Noel Ruffier


The prolific French sculptor Noel Ruffier was born in Avignon on November 19th 1847. He studied under the painter Charles Guilbert d’Anelle before entering the Ecole des Beaux-Arts in Paris, where he studied in the studio of Auguste Dumont. Between 1878 and 1896, he showed at the Salon des artistes français, where he received honourable mention in 1883 for a plaster statue of Phrixus and the Golden Fleece.

In 1887, the State commissioned two marble busts depicting legendary figures from the Revolution - Joseph Bara and Joseph Agricol Viala - for the Prytanée National Militaire school of La Fleche. There are moderately smaller versions of each bust in plaster that belong to the lycee Gabriel-Faure in Tournon-sur-Rhone.
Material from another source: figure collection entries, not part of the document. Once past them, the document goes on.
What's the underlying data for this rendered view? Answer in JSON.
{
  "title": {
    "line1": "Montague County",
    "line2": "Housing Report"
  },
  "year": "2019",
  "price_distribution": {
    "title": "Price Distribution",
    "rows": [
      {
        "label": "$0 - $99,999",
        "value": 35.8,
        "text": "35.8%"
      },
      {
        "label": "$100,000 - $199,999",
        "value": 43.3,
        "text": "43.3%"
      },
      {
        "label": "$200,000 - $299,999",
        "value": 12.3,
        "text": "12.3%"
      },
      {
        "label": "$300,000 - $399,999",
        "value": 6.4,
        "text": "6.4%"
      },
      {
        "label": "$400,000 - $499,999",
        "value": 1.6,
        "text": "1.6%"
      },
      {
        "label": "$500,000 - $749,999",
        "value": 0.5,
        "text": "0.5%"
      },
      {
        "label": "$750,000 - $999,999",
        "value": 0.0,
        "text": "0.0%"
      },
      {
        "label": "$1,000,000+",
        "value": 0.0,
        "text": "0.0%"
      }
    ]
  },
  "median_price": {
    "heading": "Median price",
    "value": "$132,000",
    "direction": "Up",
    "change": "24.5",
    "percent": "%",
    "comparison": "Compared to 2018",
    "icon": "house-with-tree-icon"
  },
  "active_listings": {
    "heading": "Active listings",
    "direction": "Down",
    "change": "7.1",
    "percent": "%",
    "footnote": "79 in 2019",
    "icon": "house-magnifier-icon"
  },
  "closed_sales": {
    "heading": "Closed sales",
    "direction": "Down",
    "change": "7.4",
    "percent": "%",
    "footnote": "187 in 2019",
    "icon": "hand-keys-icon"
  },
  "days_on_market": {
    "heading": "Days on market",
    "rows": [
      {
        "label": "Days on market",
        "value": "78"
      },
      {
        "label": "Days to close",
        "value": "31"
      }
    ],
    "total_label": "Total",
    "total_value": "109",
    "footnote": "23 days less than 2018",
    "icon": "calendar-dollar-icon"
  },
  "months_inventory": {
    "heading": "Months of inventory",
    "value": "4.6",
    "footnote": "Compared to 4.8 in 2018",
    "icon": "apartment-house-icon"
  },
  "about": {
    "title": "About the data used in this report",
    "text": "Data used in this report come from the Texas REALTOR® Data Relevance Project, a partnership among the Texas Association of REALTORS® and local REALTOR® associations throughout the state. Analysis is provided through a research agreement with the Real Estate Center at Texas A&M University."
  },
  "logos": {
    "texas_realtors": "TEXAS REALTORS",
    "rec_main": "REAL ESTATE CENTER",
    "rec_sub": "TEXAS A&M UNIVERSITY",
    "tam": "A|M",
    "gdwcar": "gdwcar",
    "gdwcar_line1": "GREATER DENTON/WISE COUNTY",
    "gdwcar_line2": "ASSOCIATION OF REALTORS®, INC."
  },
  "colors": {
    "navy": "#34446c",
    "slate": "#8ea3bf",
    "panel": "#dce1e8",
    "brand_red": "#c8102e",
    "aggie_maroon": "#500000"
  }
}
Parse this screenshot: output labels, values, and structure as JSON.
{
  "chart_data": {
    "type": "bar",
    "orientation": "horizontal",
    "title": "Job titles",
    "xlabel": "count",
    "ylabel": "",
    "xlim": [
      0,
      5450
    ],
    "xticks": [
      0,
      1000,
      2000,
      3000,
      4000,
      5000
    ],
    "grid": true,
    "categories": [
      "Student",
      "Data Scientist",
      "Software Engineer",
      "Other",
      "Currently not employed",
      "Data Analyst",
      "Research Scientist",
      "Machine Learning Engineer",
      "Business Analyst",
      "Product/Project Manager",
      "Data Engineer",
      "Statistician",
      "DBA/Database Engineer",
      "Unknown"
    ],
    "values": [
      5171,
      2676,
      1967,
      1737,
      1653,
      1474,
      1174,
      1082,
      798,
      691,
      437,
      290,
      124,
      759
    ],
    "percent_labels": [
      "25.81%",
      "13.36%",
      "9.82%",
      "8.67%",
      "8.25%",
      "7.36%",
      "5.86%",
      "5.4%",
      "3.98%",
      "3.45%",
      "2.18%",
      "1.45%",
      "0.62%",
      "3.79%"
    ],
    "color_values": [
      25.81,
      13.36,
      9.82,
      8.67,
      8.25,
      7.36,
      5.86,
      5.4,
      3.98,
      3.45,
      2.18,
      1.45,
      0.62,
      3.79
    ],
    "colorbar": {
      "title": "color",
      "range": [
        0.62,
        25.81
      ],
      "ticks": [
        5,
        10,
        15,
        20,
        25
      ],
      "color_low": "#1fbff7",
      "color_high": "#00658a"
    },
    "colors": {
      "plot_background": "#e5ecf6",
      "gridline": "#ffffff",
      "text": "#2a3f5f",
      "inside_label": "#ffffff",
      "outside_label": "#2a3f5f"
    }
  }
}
Ruffier went on to teacher in Choisy-le-Roi from 1881 to 1886 and in Boulogne from 1886 to 1896. From 1896 to 1904, he worked in artistic production for a tiles and bricks factory in Ecuisses. He then returned to his home town where he replaced the art teacher of the Ecole Municipale des Beaux-Arts of Avignon. After WWI, he created several monuments to those who lost their lives during the war, notably in Concoules, Les Angles, Mollégès, and Mazan. Ruffier died in Chambon on December 2nd 1921.